Victims of wealthy paedophile vicar invited to claim from his estate August 3, 2020

WHEN convicted paedophile Michael Studdert, above, died in 2017 aged 78 a Church of England charity was destined get a sizeable chunk of his £4.7-million estate.

However, according to this report, victims of the priest, who is believed to have abused children in Wales, England, Poland, Denmark and Italy, may be entitled to some or all of the estate.

A High Court ruling said Studdert’s bequest to a charity he set up to support families of clergy of the Church of England cannot be spent until efforts are made to find those who may have been abused by the vicar.

He was jailed alongside Paedophile Information Exchange founder Thomas O’Carroll in December 2006 for operating a vast child porn library from his home in Surrey.

Studdert was banned from exercising any priestly function within the Church of England for the rest of his life shortly after that conviction.

He is not known to have ever been convicted of the sexual assault of a child but a judge has said he is “satisfied Studdert had committed historic sexual assault in England and Wales” as well as in Poland, Denmark and Italy.

Evidence compiled by a firm of solicitors appointed to manage his £4.7m estate found Studdert was “likely” to have had sexual contact with children in Poland, where he had “strong connections”, and had also travelled with O’Carroll “extensively” in eastern Europe.

Studdert left most of his millions to the EAC Educational Trust, a registered charity he set up in 1985 to:

Relieve poverty and to advance education for the benefit of the public and particularly amongst the families of clergy of the Church of England, single-parent families, and other poor families.

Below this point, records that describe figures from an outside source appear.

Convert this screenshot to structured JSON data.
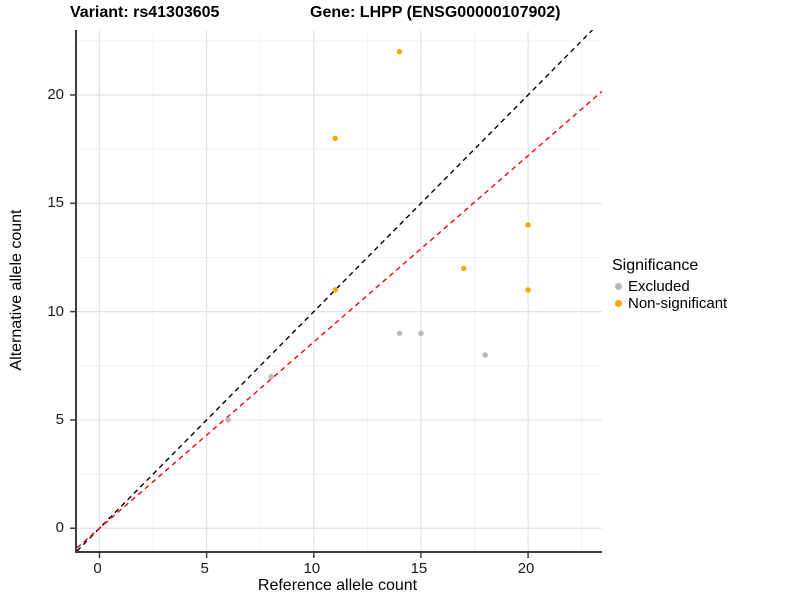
{
  "title": {
    "variant": "Variant: rs41303605",
    "gene": "Gene: LHPP (ENSG00000107902)"
  },
  "axes": {
    "x_label": "Reference allele count",
    "y_label": "Alternative allele count"
  },
  "legend": {
    "title": "Significance",
    "items": [
      {
        "label": "Excluded",
        "color": "#b8b8b8"
      },
      {
        "label": "Non-significant",
        "color": "#ffa500"
      }
    ]
  },
  "chart_data": {
    "type": "scatter",
    "title": "Variant: rs41303605    Gene: LHPP (ENSG00000107902)",
    "xlabel": "Reference allele count",
    "ylabel": "Alternative allele count",
    "xlim": [
      -1.05,
      23.45
    ],
    "ylim": [
      -1.05,
      23.0
    ],
    "x_ticks": [
      0,
      5,
      10,
      15,
      20
    ],
    "y_ticks": [
      0,
      5,
      10,
      15,
      20
    ],
    "x_minor_ticks": [
      2.5,
      7.5,
      12.5,
      17.5,
      22.5
    ],
    "y_minor_ticks": [
      2.5,
      7.5,
      12.5,
      17.5,
      22.5
    ],
    "grid": true,
    "legend_position": "right",
    "colors": {
      "major_grid": "#e4e4e4",
      "minor_grid": "#f2f2f2",
      "axis_line": "#3c3c3c",
      "identity_line": "#000000",
      "ratio_line": "#ff0000"
    },
    "series": [
      {
        "name": "Excluded",
        "color": "#b8b8b8",
        "points": [
          [
            6,
            5
          ],
          [
            8,
            7
          ],
          [
            14,
            9
          ],
          [
            15,
            9
          ],
          [
            18,
            8
          ]
        ]
      },
      {
        "name": "Non-significant",
        "color": "#ffa500",
        "points": [
          [
            11,
            11
          ],
          [
            11,
            18
          ],
          [
            14,
            22
          ],
          [
            17,
            12
          ],
          [
            20,
            11
          ],
          [
            20,
            14
          ]
        ]
      }
    ],
    "reference_lines": [
      {
        "name": "identity",
        "slope": 1,
        "intercept": 0,
        "color": "#000000",
        "style": "dashed"
      },
      {
        "name": "expected-ratio",
        "slope": 0.86,
        "intercept": 0,
        "color": "#ff0000",
        "style": "dashed"
      }
    ]
  }
}
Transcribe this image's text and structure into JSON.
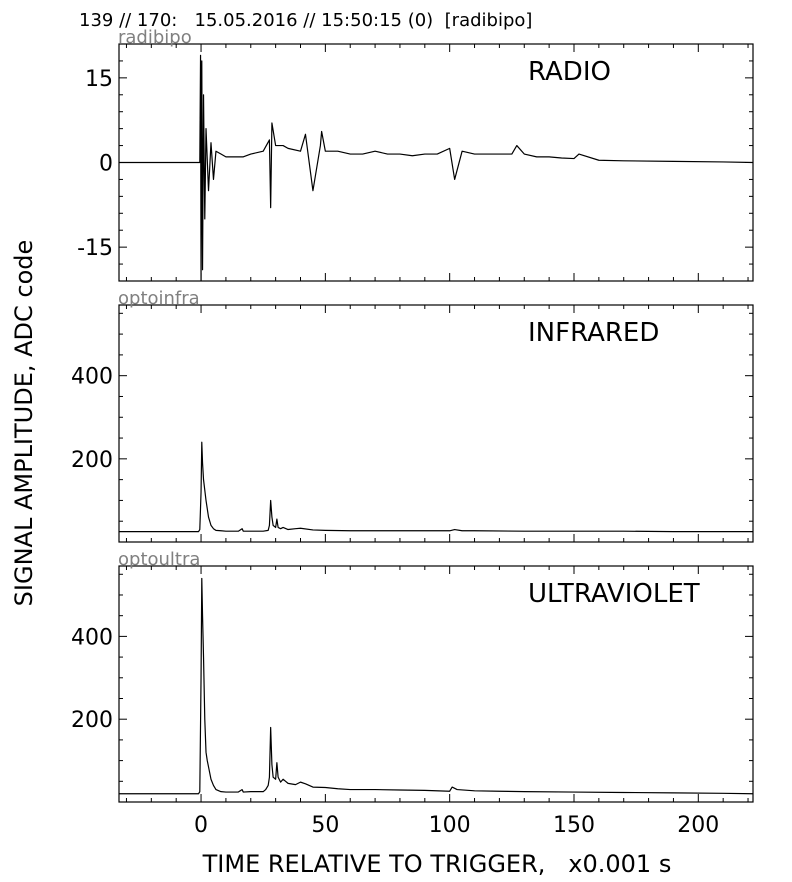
{
  "header": {
    "text": "139 // 170:   15.05.2016 // 15:50:15 (0)  [radibipo]"
  },
  "ylabel": "SIGNAL AMPLITUDE,  ADC code",
  "xlabel": "TIME RELATIVE TO TRIGGER,   x0.001 s",
  "chart_data": [
    {
      "type": "line",
      "channel_label": "radibipo",
      "title": "RADIO",
      "xlim": [
        -33,
        222
      ],
      "ylim": [
        -21,
        21
      ],
      "yticks": [
        15,
        0,
        -15
      ],
      "ytick_labels": [
        "15",
        "0",
        "-15"
      ],
      "baseline": 0,
      "x": [
        -33,
        -0.5,
        -0.2,
        0,
        0.3,
        0.6,
        1,
        1.5,
        2,
        3,
        4,
        5,
        6,
        8,
        10,
        12,
        15,
        17,
        20,
        25,
        27.5,
        28,
        28.5,
        30,
        33,
        35,
        40,
        42,
        45,
        48,
        48.5,
        50,
        55,
        60,
        65,
        70,
        75,
        80,
        85,
        90,
        95,
        100,
        102,
        105,
        110,
        115,
        120,
        125,
        127,
        130,
        135,
        140,
        145,
        150,
        152,
        160,
        170,
        190,
        210,
        222
      ],
      "y": [
        0,
        0,
        19,
        -21,
        18,
        -19,
        12,
        -10,
        6,
        -5,
        3.5,
        -3,
        2,
        1.5,
        1,
        1,
        1,
        1,
        1.5,
        2,
        4,
        -8,
        7,
        3,
        3,
        2.5,
        2,
        5,
        -5,
        3,
        5.5,
        2,
        2,
        1.5,
        1.5,
        2,
        1.5,
        1.5,
        1.2,
        1.5,
        1.5,
        2.5,
        -3,
        2,
        1.5,
        1.5,
        1.5,
        1.5,
        3,
        1.5,
        1,
        1,
        0.8,
        0.7,
        1.5,
        0.4,
        0.3,
        0.2,
        0.1,
        0
      ]
    },
    {
      "type": "line",
      "channel_label": "optoinfra",
      "title": "INFRARED",
      "xlim": [
        -33,
        222
      ],
      "ylim": [
        0,
        570
      ],
      "yticks": [
        400,
        200
      ],
      "ytick_labels": [
        "400",
        "200"
      ],
      "x": [
        -33,
        -1,
        -0.5,
        0,
        0.3,
        0.6,
        1,
        2,
        3,
        4,
        5,
        6,
        8,
        10,
        15,
        16.5,
        17,
        17.5,
        20,
        25,
        27,
        27.5,
        28,
        28.5,
        29,
        30,
        30.5,
        31,
        32,
        33,
        35,
        38,
        40,
        45,
        50,
        60,
        80,
        100,
        102,
        105,
        110,
        130,
        150,
        170,
        190,
        210,
        222
      ],
      "y": [
        25,
        25,
        30,
        120,
        240,
        190,
        150,
        100,
        60,
        40,
        32,
        28,
        27,
        26,
        26,
        32,
        26,
        26,
        26,
        26,
        28,
        40,
        100,
        60,
        40,
        35,
        55,
        35,
        32,
        35,
        30,
        32,
        33,
        29,
        28,
        27,
        27,
        27,
        30,
        27,
        27,
        26,
        26,
        26,
        25,
        25,
        25
      ]
    },
    {
      "type": "line",
      "channel_label": "optoultra",
      "title": "ULTRAVIOLET",
      "xlim": [
        -33,
        222
      ],
      "ylim": [
        0,
        570
      ],
      "yticks": [
        400,
        200
      ],
      "ytick_labels": [
        "400",
        "200"
      ],
      "x": [
        -33,
        -1,
        -0.5,
        0,
        0.3,
        0.6,
        1,
        1.5,
        2,
        2.5,
        3,
        4,
        5,
        6,
        8,
        10,
        15,
        16.5,
        17,
        20,
        25,
        26,
        27,
        27.5,
        28,
        28.5,
        29,
        30,
        30.5,
        31,
        32,
        33,
        34,
        35,
        38,
        40,
        42,
        45,
        50,
        55,
        60,
        70,
        80,
        90,
        100,
        101,
        103,
        110,
        120,
        130,
        150,
        170,
        190,
        210,
        222
      ],
      "y": [
        20,
        20,
        25,
        300,
        540,
        450,
        350,
        200,
        120,
        100,
        85,
        55,
        40,
        30,
        25,
        24,
        24,
        30,
        24,
        25,
        25,
        30,
        40,
        60,
        180,
        90,
        60,
        55,
        95,
        60,
        48,
        55,
        50,
        45,
        42,
        48,
        44,
        36,
        35,
        32,
        30,
        30,
        29,
        28,
        26,
        36,
        30,
        27,
        26,
        25,
        24,
        23,
        22,
        21,
        20
      ]
    }
  ],
  "xticks": [
    0,
    50,
    100,
    150,
    200
  ],
  "xtick_labels": [
    "0",
    "50",
    "100",
    "150",
    "200"
  ]
}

His executors took the matter to the High Court:

Because they were rightly concerned that the estate might be subject to claims from survivors of historic abuse.

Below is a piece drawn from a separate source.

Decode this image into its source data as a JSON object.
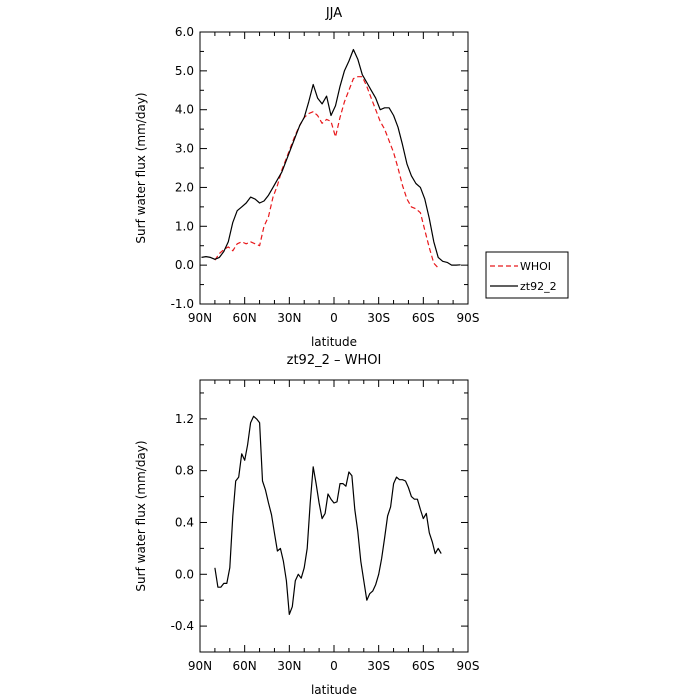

Following a series of hearings between January 2019 and this April the court found:

There is a real prospect that the deceased may have committed historic sexual assault both within the jurisdiction of England and Wales and outside the said jurisdiction in eastern Europe and in particular within Poland.

The executors were ordered by the court to “create dedicated websites” in English, Polish, Danish and Italian with details of Studdert’s date of death and criminal convictions as well as advertising the website on Twitter, Facebook, and Wikipedia.

The judge concluded:

It remains to be seen what emerges from the steps that are taken by the (executors). It is clear, however, that a complete bar on the distribution of the estate should not remain in place indefinitely.

Nockolds Solicitors, acting on behalf of the Studdert’s executors, set up a website here.